Geplante Unterkunft in Korntal-Münchingen Platz für Geflüchtete dringend gesucht
Der Landkreis prüft eine Gemeinschaftsunterkunft in Korntal-Münchingen. Die Herausforderung im Ort schwindet dadurch nicht – die Kritik einiger Bürger auch nicht.
Der Landkreis prüft eine Gemeinschaftsunterkunft in Korntal-Münchingen. Die Herausforderung im Ort schwindet dadurch nicht – die Kritik einiger Bürger auch nicht.
Alexander Noak lässt Zahlen sprechen. Laut dem parteilosen Bürgermeister der Stadt sind derzeit 819 Geflüchtete im Ort untergebracht, sowohl in Flüchtlingsunterkünften als auch privat.

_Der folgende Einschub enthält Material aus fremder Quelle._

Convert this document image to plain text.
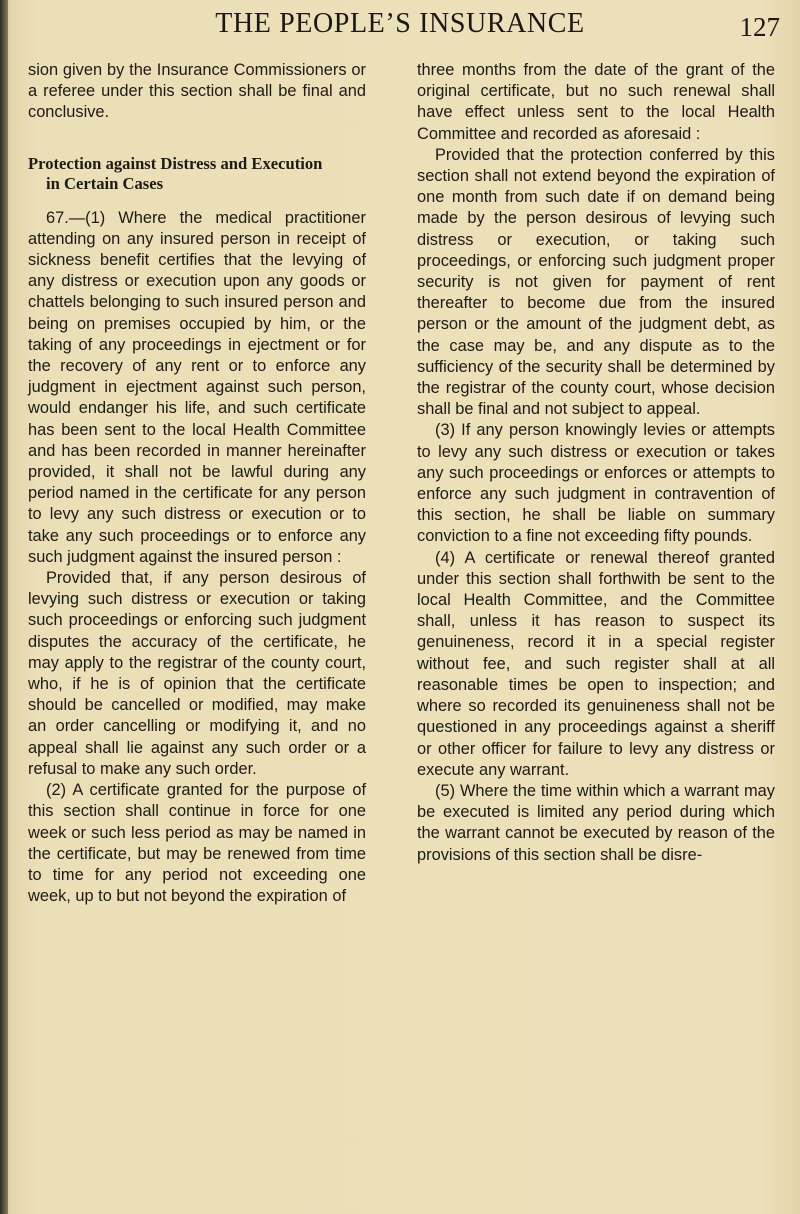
THE PEOPLE’S INSURANCE	127

sion given by the Insurance Commissioners or a referee under this section shall be final and conclusive.

Protection against Distress and Execution
in Certain Cases

67.—(1) Where the medical practitioner attending on any insured person in receipt of sickness benefit certifies that the levying of any distress or execution upon any goods or chattels belonging to such insured person and being on premises occupied by him, or the taking of any proceedings in ejectment or for the recovery of any rent or to enforce any judgment in ejectment against such person, would endanger his life, and such certificate has been sent to the local Health Committee and has been recorded in manner hereinafter provided, it shall not be lawful during any period named in the certificate for any person to levy any such distress or execution or to take any such proceedings or to enforce any such judgment against the insured person :

Provided that, if any person desirous of levying such distress or execution or taking such proceedings or enforcing such judgment disputes the accuracy of the certificate, he may apply to the registrar of the county court, who, if he is of opinion that the certificate should be cancelled or modified, may make an order cancelling or modifying it, and no appeal shall lie against any such order or a refusal to make any such order.

(2) A certificate granted for the purpose of this section shall continue in force for one week or such less period as may be named in the certificate, but may be renewed from time to time for any period not exceeding one week, up to but not beyond the expiration of

three months from the date of the grant of the original certificate, but no such renewal shall have effect unless sent to the local Health Committee and recorded as aforesaid :

Provided that the protection conferred by this section shall not extend beyond the expiration of one month from such date if on demand being made by the person desirous of levying such distress or execution, or taking such proceedings, or enforcing such judgment proper security is not given for payment of rent thereafter to become due from the insured person or the amount of the judgment debt, as the case may be, and any dispute as to the sufficiency of the security shall be determined by the registrar of the county court, whose decision shall be final and not subject to appeal.

(3) If any person knowingly levies or attempts to levy any such distress or execution or takes any such proceedings or enforces or attempts to enforce any such judgment in contravention of this section, he shall be liable on summary conviction to a fine not exceeding fifty pounds.

(4) A certificate or renewal thereof granted under this section shall forthwith be sent to the local Health Committee, and the Committee shall, unless it has reason to suspect its genuineness, record it in a special register without fee, and such register shall at all reasonable times be open to inspection; and where so recorded its genuineness shall not be questioned in any proceedings against a sheriff or other officer for failure to levy any distress or execute any warrant.

(5) Where the time within which a warrant may be executed is limited any period during which the warrant cannot be executed by reason of the provisions of this section shall be disre-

Jedes Jahr sind die Kommunen im Land verpflichtet, eine zugewiesene Anzahl von Geflüchteten auf ihrer Gemarkung unterzubringen. 25 waren es 2021, 42 im Jahr darauf. In diesem Jahr muss Korntal-Münchingen 89 Geflüchtete unterbringen. Für das nächste Jahr und darüber hinaus lägen noch keine Zahlen vor. Aber dass die Zahl der Geflüchteten zurückgeht, davon geht der Rathauschef nicht aus. „2023 erfüllen wir die Zuteilungsquote. Das schaffen wir“, sagt Noak – um dann anzufügen, die „ganz große Herausforderung“ werde das kommende Jahr. „Wir haben noch keinen so richtigen Masterplan für 2024.“ Man prüfe Optionen, parallel zudem die Unterbringung in Hotels, mit denen die Stadt in Kontakt stünde. Insgesamt hat die Stadt bisher 819 Geflüchtete untergebracht, darunter 217 Personen aus der Ukraine.
Vor diesem Hintergrund sieht er in den Pläne des Landratsamtes vor allem als „sehr interessante Option des Landkreises“. Die Kreisbehörde prüft derzeit im Ortsteil Korntal die Einrichtung einer Gemeinschaftsunterkunft für bis zu 300 Personen in einer Gewerbeimmobilie in der Lilienthalstraße 2. Der Landkreis könne dies ohne Zustimmung der Kommune bestimmen, so Noak. Derzeit werden die Pläne baurechtlich geprüft. Wird die Unterkunft eingerichtet, werden die dort untergebrachten Geflüchteten jährlich angerechnet auf die neu unterzubringenden Personen. Letztlich würde das bedeuten, dass „wir uns über weitere Geflüchtete im Jahr im Umfang von 120 Personen keine weiteren Gedanken machen müssten, weil diese Menschen jedes Jahr auf die Quote angerechnet würden“.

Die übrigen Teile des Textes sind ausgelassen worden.